Like the heroine from the silent film saga, "The Perils of Pauline," the American economy faces yet another danger: underfunded corporate pension plans.
The traditional pension plans offered by 360 of the 500 companies in Standard & Poor's 500 index are underfunded by about $243 billion, according to a study by Credit Suisse First Boston. These companies will have to make this up in the years ahead by cutting costs, investing less, or paying smaller dividends.
"It's another element of the fallout from the bear market," says Paul Kasriel, an economist with Northern Trust Co. in Chicago. "It's a drag on the economy."
A large chunk of the money in pension funds was tied to the stock market. But unlike Pauline, the funds haven't been rescued by a hero. A major upturn in stock prices certainly would help.

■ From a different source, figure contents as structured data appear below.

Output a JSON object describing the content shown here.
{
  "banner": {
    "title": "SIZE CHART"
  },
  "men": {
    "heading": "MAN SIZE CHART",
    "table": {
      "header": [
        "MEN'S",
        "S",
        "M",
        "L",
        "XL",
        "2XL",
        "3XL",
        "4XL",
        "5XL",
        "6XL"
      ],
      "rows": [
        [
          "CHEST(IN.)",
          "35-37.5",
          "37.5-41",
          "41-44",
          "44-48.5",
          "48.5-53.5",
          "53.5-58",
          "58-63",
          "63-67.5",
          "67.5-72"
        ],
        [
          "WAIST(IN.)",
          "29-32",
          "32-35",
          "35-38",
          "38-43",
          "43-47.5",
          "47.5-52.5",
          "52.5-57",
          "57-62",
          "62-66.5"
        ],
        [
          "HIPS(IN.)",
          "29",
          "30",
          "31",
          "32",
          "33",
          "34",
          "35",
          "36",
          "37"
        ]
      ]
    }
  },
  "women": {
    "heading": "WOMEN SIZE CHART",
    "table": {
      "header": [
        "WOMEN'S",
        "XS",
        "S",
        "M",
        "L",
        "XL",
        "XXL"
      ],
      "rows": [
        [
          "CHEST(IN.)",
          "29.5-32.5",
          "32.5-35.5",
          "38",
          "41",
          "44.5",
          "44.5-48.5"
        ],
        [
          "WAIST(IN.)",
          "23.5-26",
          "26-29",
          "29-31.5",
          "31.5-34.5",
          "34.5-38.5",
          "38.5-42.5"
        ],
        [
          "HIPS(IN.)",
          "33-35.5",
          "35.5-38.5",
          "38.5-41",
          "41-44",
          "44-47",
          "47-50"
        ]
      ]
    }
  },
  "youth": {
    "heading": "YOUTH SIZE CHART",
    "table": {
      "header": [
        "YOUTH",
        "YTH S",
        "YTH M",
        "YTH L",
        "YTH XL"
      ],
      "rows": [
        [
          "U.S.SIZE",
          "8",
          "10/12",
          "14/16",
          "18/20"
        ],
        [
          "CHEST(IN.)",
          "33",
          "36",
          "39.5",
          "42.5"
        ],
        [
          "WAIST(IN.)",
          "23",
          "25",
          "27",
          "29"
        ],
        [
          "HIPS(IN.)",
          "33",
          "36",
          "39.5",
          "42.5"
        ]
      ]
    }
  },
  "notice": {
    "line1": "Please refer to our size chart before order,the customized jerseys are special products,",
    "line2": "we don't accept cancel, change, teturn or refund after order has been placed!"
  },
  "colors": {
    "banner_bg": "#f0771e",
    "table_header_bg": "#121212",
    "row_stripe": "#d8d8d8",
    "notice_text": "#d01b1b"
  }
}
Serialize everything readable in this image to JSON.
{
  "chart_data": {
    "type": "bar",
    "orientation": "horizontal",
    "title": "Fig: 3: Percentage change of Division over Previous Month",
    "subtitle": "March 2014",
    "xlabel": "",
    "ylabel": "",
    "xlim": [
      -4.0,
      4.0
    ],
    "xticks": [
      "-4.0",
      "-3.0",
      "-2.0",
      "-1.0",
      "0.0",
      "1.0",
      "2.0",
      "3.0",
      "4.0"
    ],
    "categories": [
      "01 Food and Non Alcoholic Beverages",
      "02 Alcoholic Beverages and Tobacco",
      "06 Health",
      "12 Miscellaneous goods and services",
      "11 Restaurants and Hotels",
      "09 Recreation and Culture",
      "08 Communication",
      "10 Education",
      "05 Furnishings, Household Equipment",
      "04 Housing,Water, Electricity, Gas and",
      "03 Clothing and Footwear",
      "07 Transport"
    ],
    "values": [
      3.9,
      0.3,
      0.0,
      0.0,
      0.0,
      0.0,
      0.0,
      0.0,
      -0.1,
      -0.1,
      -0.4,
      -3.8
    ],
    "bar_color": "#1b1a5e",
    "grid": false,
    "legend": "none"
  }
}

Yet the funding shortfalls are not a big threat for most of the 34 million retirees or employees in the United States covered by traditional "defined-benefit" pensions. These plans are insured by the Pension Benefit Guarantee Corp. (PBGC) should their firms go bankrupt. The government agency covers pensions, up to a limit $42,954 per year for a 65-year-old worker retiring this year.
"Thank God!" says Alicia Munnell, a pension expert at Boston College. "The PBGC is going to be sorely tested in the years ahead."
So far, the PBGC is in good financial shape. As of June 30, it had a surplus, measured on an actuarial basis, of $4.8 billion. That's down from $9.7 billion at the end of fiscal 2000. This surplus is likely to shrink further with the current wave of corporate bankruptcies. The agency was paying the pensions of 268,000 retirees at the end of fiscal 2001. By now, that number has probably risen to close to 400,000.
Nonetheless, the PBGC has enough cash to pay benefits for "the foreseeable future," says spokesman Jeffrey Speicher.
The 1990s boom helped the PBGC move into the black six years ago. Before then, it had operated in the red for 22 years, using premiums paid by firms for pension insurance plus any assets on hand to cover benefits.
For some big companies, the underfunding of pensions presents other problems. Last month, Standard & Poor's downgraded debt issued by General Motors to BBB, a grade just two notches above junk status. A major reason for this humiliation was that GM's pension underfunding is expected to rise to more than $21 billion at the end of the year, up from $9 billion last year.
That's happening despite a $2.2 billion injection by GM into its $67 billion pension fund this year. That additional cash equates to more than $400 per car sold this year. That's money that can't be invested into new models or paid in dividends.
Somewhat less underfunded are the pension plans of the other big American auto companies Ford and Chrysler.
IBM is also underfunded. In announcing third-quarter earnings, it said it would add $1.5 billion annually over the next three years to fully fund its pension plan by 2005. That represents about 20 percent of IBM's free cash flow in the past four quarters.
"Ouch!" exclaims Mr. Kasriel. "Less left over for Big Blue to use for stock buybacks."
During the stock-market boom of the 1990s, many companies were able to add the excess funding in their pension funds to operating earnings. Though the money had to be actually left in the pension fund, it made the books look good.
Because of today's low interest rates, stock-market blues, and funding rules, many firms now will have to trim the projected earnings rate of their pension funds, often about 9 percent. That will compound the underfunding problem.
There are incentives to keep up pension funding when possible. If a company's plan is less than 90 percent funded for two of the past three years, it must pay the PBGC an extra annual premium of $9 for every $1,000 of underfunding. And it must inform employees of the underfunding.
Over the past 15 years, defined-benefit pension plans have declined in importance. There were 112,000 such plans in 1985 and only 35,000 last year. The drop is attributed to more and more companies switching to cheaper, defined-contribution plans, like 401(k)s. With these plans, the employee takes the investment risk, not the company. The assets in these plans are portable. An employee switching jobs can take them along if he or she does the paperwork. But they are not insured.
With stock prices down, and Republican plans to privatize Social Security on hold, some Americans are concerned about the security of their retirement nest eggs.
Paul Weinstein, an economist at the Progressive Policy Institute in Washington, is promoting a universal pension plan to help the 50 percent of Americans with no pension aside from Social Security. It would be subsidized by government and simplify the present complex system. A few key Democrats have taken up the idea, introducing legislation, even using it on the campaign trail. But it's a long way from reality.